Sexta-feira, treze de agosto de 2004.
Maicon
está no barraco que mora com Zuleide. A mulher fez um bolo, nunca esquece a
data, trata o rapaz como criança. Ele tira do bolso o boneco Cabelo de Milho e pergunta.
– Por
que nunca me mostrou isso?
– Onde
achou essa coisa? Pensei ter dado fim nesse maldito boneco.
– Estava
na caixa da minha mãe. Podia ter me dado há muito tempo.
–
Você não entende, essa coisa é amaldiçoada. Foi ele que matou sua mãe.

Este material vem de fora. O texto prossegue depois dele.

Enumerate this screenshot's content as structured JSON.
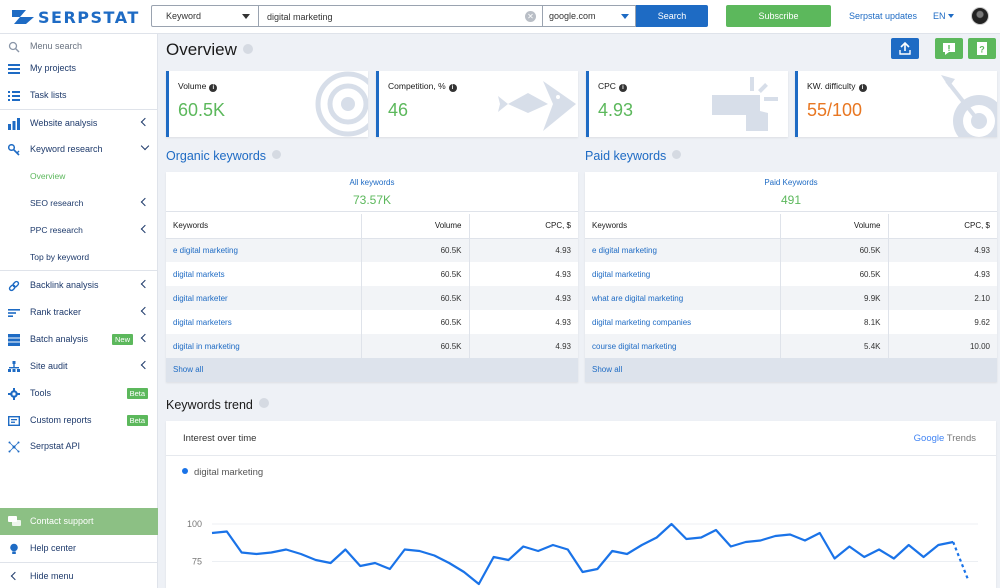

– Não pode tirar a responsabilidade do filho da puta que abandonou minha mãe, ou foi o boneco que me fez também? Que eu saiba bonecos não conseguem fuder com mulheres!
Zuleide
pega o boneco e joga contra a parede com muita raiva.
–
O que deu na senhora? Está com ciúme? – Maicon abraça Zuleide e lhe dá um
beijo. – A senhora é minha mãezinha do coração.
Zuleide
sente falta de ar, fica roxa.
–
Que foi mãe? O que está sentindo?
Zuleide
agarra-se em Maicon. O rapaz corre para buscar ajuda, e cai em uma cisterna
vazia. O boneco pula na cisterna.
– FELIZ
ANIVERSÁRIO, MAICON! – a voz grave sai do boneco.